JOSÉ GRAZIANO DA SILVA
Diretor-geral da FAO
O maior avanço socioeconômico no Brasil nas últimas décadas foi a retirada de quase 40 milhões de pessoas da pobreza extrema, em razão, sobretudo, de diversos programas de proteção social. Tal feito foi determinante para que o país reduzisse significativamente o número de pessoas sofrendo de fome. Segundo dados do Instituto Brasileiro de Geografia e Estatística (IBGE), o número de brasileiros em situação de desnutrição crônica caiu 82% entre 2002 e 2013.

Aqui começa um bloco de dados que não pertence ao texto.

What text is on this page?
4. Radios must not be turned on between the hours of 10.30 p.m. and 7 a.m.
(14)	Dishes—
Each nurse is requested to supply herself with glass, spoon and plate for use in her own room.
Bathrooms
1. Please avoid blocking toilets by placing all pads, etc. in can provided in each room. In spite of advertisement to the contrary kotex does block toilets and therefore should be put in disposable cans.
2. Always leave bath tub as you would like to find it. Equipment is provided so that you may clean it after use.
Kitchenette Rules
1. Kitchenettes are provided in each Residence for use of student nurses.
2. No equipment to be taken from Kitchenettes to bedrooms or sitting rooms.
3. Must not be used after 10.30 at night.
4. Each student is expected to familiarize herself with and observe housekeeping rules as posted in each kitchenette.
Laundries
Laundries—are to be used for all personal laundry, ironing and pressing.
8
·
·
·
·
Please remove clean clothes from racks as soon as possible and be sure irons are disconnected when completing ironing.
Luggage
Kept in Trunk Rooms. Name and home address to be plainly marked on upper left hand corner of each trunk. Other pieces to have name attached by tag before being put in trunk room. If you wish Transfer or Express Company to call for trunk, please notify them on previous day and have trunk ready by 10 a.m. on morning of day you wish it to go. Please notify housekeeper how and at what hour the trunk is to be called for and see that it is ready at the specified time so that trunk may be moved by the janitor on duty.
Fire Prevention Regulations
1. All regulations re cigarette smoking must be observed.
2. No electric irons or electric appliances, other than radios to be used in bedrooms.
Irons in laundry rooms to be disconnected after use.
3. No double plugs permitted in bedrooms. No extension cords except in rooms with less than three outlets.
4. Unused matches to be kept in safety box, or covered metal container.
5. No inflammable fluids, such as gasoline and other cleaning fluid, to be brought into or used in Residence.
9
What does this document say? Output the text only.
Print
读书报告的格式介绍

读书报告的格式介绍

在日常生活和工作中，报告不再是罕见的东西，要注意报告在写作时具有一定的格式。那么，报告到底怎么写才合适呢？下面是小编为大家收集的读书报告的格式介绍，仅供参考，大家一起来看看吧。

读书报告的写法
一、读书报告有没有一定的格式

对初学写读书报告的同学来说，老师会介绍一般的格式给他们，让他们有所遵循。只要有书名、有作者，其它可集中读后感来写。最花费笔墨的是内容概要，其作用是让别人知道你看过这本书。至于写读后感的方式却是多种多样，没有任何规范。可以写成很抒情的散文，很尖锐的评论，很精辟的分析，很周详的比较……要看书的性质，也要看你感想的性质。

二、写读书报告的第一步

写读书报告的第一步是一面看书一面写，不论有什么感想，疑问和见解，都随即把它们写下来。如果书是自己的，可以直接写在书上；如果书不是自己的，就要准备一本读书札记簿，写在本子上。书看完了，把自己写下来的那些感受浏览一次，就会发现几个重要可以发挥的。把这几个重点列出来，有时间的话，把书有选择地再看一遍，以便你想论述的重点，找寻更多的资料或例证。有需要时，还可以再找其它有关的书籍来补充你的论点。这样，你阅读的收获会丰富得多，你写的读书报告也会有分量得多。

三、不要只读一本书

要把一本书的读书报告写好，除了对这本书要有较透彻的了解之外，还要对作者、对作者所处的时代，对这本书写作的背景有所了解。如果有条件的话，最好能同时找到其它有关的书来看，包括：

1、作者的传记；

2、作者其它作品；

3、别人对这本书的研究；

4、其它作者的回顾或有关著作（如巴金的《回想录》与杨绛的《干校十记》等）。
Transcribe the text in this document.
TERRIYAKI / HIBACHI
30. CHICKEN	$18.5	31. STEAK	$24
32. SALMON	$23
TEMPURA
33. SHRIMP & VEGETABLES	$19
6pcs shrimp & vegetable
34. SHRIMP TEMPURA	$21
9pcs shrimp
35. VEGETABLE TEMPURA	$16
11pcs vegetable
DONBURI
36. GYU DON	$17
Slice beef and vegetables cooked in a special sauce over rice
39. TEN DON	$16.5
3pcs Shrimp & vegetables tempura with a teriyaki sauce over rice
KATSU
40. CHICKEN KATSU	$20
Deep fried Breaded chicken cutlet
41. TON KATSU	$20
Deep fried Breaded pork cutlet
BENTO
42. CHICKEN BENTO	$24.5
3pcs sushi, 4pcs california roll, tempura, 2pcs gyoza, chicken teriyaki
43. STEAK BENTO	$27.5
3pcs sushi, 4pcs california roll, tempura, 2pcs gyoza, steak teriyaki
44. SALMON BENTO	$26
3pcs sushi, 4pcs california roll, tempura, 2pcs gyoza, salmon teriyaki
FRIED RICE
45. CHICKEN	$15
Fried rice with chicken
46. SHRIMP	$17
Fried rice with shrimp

Todos os anos, a Organização das Nações Unidas para a Alimentação e a Agricultura (FAO), em parceria com outras agências do sistema da ONU, publica o relatório do Estado da Segurança Alimentar e Nutricional no Mundo (SOFI, na sigla em inglês), com base, sobretudo, em dados e estatísticas fornecidos pelos países membros com referência ao ano anterior.
Tal relatório – como o próprio nome diz – tem como principal objetivo retratar e mapear a situação da segurança alimentar no mundo, a fim de orientar governos, organizações internacionais, instituições, ONGs e todos os outros atores relevantes na elaboração e implementação de políticas públicas e programas de combate à fome e a todas as outras formas de má nutrição.
Com base nos dados fornecidos à FAO pelo IBGE, o SOFI de 2014 indicou que no Brasil, em 2013, menos de 5% da população padecia de fome. O Brasil atingia níveis semelhantes aos de países desenvolvidos, no que se refere à porcentagem de pessoas desnutridas. Há consenso entre as agências da ONU de que, quando a desnutrição crônica atinge menos de 5% da população de um país, o problema da fome deixa de ter características endêmicas e limita-se a determinados bolsões específicos. O Brasil, portanto, deixava o Mapa da Fome no Mundo.
A partir de 2016, no entanto, líderes nacionais e diversos veículos de comunicação começaram a ventilar a possibilidade de a fome voltar a assolar as famílias brasileiras mais vulneráveis, em razão da crise econômica, do desemprego crescente e da redução dos gastos dos programas de proteção social.
Tal contexto poderá resultar, de fato, no retorno do Brasil ao Mapa da Fome? Sim, já que a pobreza é um dos principais fatores no mundo que impedem o acesso da população aos alimentos, depois dos conflitos armados e dos impactos da mudança do clima, sobretudo na África Subsaariana.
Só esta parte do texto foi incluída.